28 Park Avenue, 1905-6

In 1904 the Missionaries took over St. Catherine’s: Sunday Masses were at 8 and 10.30, with a children’s service and Benediction at 3.30.

The Tablet was to comment:

“The clergy now appointed will have an uphill task; there is neither church, nor presbytery, nor school.”

Fr. Chase and Dr. Arendzen, who served the parish, had to continue in residence, at great inconvenience, at Kensington Square. And now St. Catherine’s was too small! So, by agreement with the Nuns of Jesus and Mary, No. 28 Park Avenue — the very large house on the corner of St. Paul’s Avenue — was rented and several rooms on the ground floor were made into a chapel. The expense was met with the help of a grant of £200 from the Diocese and a private grant from the Archbishop personally.

The first Mass was said there on Rosary Sunday, 1st October 1905 — on which date our parish may be said to have started.

A somewhat reluctant Dr. Vaughan —he would have preferred to be sent to Saffron Walden — was appointed Rector.

Masses were said at 8, 9 and 10, with Catechism and Benediction at 7pm: a pattern that was not to vary much, apart from additional Masses, until 1939.
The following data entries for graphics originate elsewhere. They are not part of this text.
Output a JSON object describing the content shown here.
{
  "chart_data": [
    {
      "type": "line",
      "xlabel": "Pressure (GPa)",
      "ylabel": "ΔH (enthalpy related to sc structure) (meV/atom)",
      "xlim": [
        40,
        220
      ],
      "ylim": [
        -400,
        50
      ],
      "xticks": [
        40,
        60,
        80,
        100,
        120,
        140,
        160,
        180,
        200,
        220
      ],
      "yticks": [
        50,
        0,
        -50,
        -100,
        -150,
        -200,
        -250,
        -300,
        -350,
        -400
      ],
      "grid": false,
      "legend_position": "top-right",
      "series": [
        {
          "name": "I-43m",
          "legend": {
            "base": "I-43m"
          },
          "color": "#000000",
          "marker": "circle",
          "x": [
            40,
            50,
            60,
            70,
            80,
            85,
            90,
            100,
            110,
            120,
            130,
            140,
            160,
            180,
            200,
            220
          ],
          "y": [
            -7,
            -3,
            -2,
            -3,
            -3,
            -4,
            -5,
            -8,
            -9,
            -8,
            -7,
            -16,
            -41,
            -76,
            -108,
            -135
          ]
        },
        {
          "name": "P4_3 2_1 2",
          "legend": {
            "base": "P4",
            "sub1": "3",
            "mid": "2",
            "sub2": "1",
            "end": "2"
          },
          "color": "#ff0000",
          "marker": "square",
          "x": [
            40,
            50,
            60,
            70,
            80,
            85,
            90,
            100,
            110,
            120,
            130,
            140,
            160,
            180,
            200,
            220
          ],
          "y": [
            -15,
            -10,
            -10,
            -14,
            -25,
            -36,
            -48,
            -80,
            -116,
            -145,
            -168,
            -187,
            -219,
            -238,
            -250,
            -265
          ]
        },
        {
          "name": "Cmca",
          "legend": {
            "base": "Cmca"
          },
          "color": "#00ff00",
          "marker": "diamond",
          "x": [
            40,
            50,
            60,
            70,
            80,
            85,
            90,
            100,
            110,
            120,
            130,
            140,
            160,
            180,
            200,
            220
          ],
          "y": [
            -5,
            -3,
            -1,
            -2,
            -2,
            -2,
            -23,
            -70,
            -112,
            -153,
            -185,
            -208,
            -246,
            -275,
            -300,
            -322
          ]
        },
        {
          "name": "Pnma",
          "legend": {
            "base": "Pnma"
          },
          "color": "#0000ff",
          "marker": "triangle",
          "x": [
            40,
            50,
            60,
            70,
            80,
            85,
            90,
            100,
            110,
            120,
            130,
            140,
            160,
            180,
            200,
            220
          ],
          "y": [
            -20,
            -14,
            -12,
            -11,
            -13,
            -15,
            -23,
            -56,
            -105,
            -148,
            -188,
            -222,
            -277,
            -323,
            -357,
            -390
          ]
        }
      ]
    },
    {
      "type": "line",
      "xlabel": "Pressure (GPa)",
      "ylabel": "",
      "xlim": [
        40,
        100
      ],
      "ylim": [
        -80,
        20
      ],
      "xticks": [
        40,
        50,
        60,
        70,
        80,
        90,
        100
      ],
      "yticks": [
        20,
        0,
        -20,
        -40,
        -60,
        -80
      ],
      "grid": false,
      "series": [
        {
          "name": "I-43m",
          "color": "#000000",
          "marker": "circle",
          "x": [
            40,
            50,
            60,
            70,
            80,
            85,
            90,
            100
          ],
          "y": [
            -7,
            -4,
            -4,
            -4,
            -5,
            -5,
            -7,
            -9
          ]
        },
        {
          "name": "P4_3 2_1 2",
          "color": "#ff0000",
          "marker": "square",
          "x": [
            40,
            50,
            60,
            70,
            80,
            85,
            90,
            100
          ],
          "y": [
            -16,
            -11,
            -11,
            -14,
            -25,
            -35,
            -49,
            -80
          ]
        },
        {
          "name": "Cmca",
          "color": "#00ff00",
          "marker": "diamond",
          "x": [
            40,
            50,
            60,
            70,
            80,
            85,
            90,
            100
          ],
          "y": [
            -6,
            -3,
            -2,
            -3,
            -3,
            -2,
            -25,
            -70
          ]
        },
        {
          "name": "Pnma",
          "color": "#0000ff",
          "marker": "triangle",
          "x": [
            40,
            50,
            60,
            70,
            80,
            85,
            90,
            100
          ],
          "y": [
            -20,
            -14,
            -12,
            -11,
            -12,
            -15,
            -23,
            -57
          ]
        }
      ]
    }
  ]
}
On the following Christmas the Willesden Chronicle reported that no fewer than six Masses

“were all very well attended and the crib was one of the best in North London.”

Meanwhile the Sisters had turned the upper floors into classrooms and a well- advertised fee-paying school for girls opened on 11th September, with 7 pupils. The nuns continued travelling from Harlesden.